No caso de São José do Egito, o tribunal reformou decisão de primeira instância que havia cassado o Demonstrativo de Regularidade de Atos Partidários (DRAP) do União Brasil. A Corte entendeu que não houve comprovação de candidaturas fictícias, destacando que as candidatas envolvidas apresentaram materiais de campanha e atuação compatível com a realidade local.
Outro ponto considerado foi a fragilidade de uma declaração que apontaria suposta irregularidade, posteriormente contestada em juízo.
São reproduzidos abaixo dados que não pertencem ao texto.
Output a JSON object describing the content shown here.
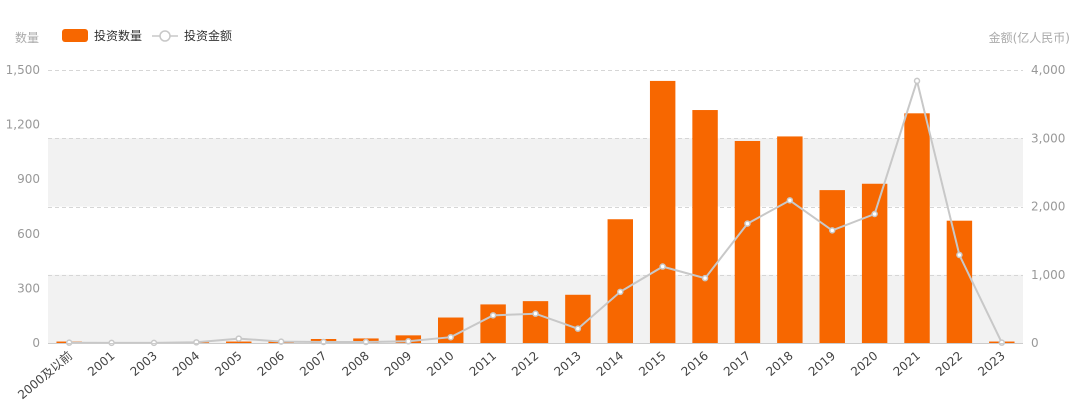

Com isso, prevaleceu o entendimento de ausência de provas robustas para caracterizar fraude.
O tribunal também reafirmou a aplicação do princípio jurídico “in dubio pro sufragio”, que, em caso de dúvida, favorece a preservação do voto. Além disso, reforçou o entendimento da Tribunal Superior Eleitoral de que a configuração de fraude à cota de gênero exige a combinação de fatores, não sendo suficiente a baixa votação isolada.
As decisões consolidam o posicionamento de que a cassação de mandatos por esse tipo de irregularidade depende de evidências consistentes e inequívocas.